Start by washing and coring the tomatoes. Then, cut them in quarters and load them into a food processor. (I separate mine by color to ensure it doesn’t all turn brown.) DO NOT remove the skin and seed – no one should have time for that tedious work! Now pulse the raw tomatoes for about 30 seconds. What you now have is a tomato slurry.
Break out the canning equipment for a quick water bath.
One of my first “aha” moments was realizing the reason it takes all day to cook tomatoes into sauce is because they are 94% water! So, by food processing the raw fruits I can easily separate the juice from the paste, thus reducing my cook time significantly! This is a simple process of squeezing the raw tomato paste between two fine strainers and collecting the juice in a bowl. The juice extracted is a delicious base for bloody marys and can easily be canned in a 15-minute stovetop water bath.
*Always consult with proper canning instructions – I love the classic Ball Complete Book for Home Preserving.
Separating tomatoes by color before juicing and cooking results in a nice ombré color scheme rather than a batch of brown paste.
Now place the remaining paste into a roasting pan and cook for 45-60 minutes at 400°F. This roasted paste can be transformed into tomato soup, marinara, pizza sauce, spaghetti sauce, ketchup, salsa – basically anything that requires cooked tomatoes. You have probably noticed that I have not added anything – no salt, sugar, oil. This is also from experience. It is easier to add flavoring when you are preparing the meal, rather than in the large batch processing.
Quart-sized bags full of paste are ideal for adding to your recipes throughout the year.
Once the paste has cooled, fill up quart-sized freezer bags, lay flat, and stash in freezer. This has proven to be the easiest, most versatile way to preserve the tomatoes and use them long-term.
Celebrate Your Efforts
Growing tomatoes requires time, energy and attention, so be sure to celebrate your harvests and share them with loved ones. We love to serve homegrown bloody marys at our annual summer celebration, The Tomato Tasting! I like to set up a make-your-own station so guests can enjoy a custom drink.
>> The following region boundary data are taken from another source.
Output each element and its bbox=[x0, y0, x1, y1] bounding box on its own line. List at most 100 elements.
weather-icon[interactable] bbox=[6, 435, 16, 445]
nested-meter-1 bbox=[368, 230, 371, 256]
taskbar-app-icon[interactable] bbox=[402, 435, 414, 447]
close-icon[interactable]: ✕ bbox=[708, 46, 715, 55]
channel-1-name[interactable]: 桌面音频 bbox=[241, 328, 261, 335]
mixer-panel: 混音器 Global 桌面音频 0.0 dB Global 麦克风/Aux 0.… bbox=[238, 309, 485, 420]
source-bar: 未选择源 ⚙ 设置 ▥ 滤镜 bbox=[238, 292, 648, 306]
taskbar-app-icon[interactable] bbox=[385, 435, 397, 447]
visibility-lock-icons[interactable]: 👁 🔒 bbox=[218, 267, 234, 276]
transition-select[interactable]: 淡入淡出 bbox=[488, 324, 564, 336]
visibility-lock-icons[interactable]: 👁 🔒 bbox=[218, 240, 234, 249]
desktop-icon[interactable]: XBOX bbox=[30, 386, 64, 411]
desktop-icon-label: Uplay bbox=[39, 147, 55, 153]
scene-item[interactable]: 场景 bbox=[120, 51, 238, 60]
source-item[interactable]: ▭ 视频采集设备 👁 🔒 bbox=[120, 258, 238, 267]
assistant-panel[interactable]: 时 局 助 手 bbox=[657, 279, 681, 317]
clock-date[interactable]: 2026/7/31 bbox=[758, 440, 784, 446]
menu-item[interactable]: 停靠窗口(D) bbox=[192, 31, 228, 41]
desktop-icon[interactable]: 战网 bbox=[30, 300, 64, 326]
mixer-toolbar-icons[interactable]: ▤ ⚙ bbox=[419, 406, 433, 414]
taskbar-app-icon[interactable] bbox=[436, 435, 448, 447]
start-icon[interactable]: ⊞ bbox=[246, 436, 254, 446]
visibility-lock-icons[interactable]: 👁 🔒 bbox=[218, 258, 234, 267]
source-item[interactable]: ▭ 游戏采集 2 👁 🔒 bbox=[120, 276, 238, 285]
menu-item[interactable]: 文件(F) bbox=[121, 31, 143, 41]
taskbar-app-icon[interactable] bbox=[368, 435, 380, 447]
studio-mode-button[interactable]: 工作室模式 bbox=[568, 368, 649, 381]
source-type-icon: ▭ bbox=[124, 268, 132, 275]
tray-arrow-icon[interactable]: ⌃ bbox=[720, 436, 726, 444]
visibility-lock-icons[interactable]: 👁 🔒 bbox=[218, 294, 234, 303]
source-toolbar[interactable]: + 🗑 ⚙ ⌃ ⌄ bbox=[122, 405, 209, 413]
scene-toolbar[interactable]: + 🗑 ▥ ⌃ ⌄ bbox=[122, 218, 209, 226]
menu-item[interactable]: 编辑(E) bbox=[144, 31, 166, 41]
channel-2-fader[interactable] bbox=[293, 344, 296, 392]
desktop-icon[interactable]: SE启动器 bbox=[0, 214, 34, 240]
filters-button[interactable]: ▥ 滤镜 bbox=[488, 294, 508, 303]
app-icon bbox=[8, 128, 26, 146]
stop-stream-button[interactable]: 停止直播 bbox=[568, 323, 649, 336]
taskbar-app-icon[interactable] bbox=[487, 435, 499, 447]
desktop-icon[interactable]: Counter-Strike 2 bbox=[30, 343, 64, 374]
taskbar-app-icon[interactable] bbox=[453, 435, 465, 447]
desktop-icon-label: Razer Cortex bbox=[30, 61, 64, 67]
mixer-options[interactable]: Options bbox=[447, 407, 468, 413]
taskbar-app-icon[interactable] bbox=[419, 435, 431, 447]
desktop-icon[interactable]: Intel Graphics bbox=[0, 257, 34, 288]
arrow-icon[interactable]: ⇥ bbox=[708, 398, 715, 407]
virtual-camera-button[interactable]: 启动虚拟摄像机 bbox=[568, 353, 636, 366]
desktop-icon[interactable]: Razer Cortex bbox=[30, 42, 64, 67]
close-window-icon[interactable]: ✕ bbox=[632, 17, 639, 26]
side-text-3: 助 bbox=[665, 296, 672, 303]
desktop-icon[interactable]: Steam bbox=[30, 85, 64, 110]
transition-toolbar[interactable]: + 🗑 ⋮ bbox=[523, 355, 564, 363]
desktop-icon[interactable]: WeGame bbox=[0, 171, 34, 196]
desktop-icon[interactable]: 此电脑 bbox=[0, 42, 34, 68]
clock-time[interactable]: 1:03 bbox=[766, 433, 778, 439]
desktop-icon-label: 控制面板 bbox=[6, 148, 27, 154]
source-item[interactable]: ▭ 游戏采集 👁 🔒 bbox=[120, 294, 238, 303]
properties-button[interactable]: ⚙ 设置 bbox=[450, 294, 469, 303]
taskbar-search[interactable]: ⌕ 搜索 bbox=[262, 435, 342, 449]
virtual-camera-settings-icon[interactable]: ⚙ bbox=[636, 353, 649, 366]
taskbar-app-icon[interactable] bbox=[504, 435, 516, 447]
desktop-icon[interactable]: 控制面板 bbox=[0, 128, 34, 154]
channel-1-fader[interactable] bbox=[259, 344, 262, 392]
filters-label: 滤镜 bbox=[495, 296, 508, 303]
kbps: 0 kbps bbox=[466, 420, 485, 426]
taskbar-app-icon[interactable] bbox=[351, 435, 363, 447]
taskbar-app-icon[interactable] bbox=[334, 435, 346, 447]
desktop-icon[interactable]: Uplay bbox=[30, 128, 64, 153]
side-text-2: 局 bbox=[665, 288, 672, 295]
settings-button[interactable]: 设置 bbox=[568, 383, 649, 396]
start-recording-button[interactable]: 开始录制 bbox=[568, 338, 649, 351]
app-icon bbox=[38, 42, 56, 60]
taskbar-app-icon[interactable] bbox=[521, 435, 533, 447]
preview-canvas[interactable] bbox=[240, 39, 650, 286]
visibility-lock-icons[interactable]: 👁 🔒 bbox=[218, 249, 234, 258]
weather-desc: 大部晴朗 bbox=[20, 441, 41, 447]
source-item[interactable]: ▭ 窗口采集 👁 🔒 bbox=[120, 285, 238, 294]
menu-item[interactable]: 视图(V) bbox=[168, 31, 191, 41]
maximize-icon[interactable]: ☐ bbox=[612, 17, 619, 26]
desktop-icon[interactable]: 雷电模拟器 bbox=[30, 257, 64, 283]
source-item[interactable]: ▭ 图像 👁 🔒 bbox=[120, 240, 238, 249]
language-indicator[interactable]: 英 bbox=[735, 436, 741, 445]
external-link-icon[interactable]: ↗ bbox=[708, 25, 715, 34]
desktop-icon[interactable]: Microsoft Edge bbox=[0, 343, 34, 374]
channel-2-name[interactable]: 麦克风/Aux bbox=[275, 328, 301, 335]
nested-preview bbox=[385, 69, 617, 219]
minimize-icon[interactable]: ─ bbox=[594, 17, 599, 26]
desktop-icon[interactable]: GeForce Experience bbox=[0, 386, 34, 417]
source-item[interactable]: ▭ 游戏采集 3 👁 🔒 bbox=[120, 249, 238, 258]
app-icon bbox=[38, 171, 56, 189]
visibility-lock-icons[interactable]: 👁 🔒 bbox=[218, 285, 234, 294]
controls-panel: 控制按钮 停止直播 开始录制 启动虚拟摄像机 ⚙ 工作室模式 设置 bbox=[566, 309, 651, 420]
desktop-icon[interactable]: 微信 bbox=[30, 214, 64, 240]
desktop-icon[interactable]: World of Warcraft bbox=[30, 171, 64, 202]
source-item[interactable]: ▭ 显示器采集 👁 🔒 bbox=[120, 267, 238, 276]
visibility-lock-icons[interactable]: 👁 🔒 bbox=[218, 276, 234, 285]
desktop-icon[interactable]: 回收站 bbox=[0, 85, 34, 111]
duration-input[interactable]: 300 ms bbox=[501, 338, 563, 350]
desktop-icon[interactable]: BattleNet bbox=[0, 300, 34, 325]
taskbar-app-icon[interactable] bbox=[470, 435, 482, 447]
Serve in a Ball jar over ice with a lid for regular shaking.
Quart jars are the perfect media for holding your homemade bloody mary.
- 1/2 quart fresh tomato juice
- 1 tablespoon dill pickle juice
- 1 tablespoon grated fresh horseradish
- 1 tablespoon Worcestershire sauce
- 1 tablespoon hot sauce
- 1 tablespoon aged balsamic vinegar
- Dash of freshly ground pepper
- 1 shot of vodka or gin for added spirit
- An olive, jalapeño, lime or wedge of cheese for garnish
- Fill a quart jar ½ way with tomato juice.
- Add dill pickle juice, Worcestershire sauce, hot sauce, horseradish and balsamic vinegar to taste.
- Add a shot of vodka or gin.
- Screw on lid and shake. Keep lid for regular shaking.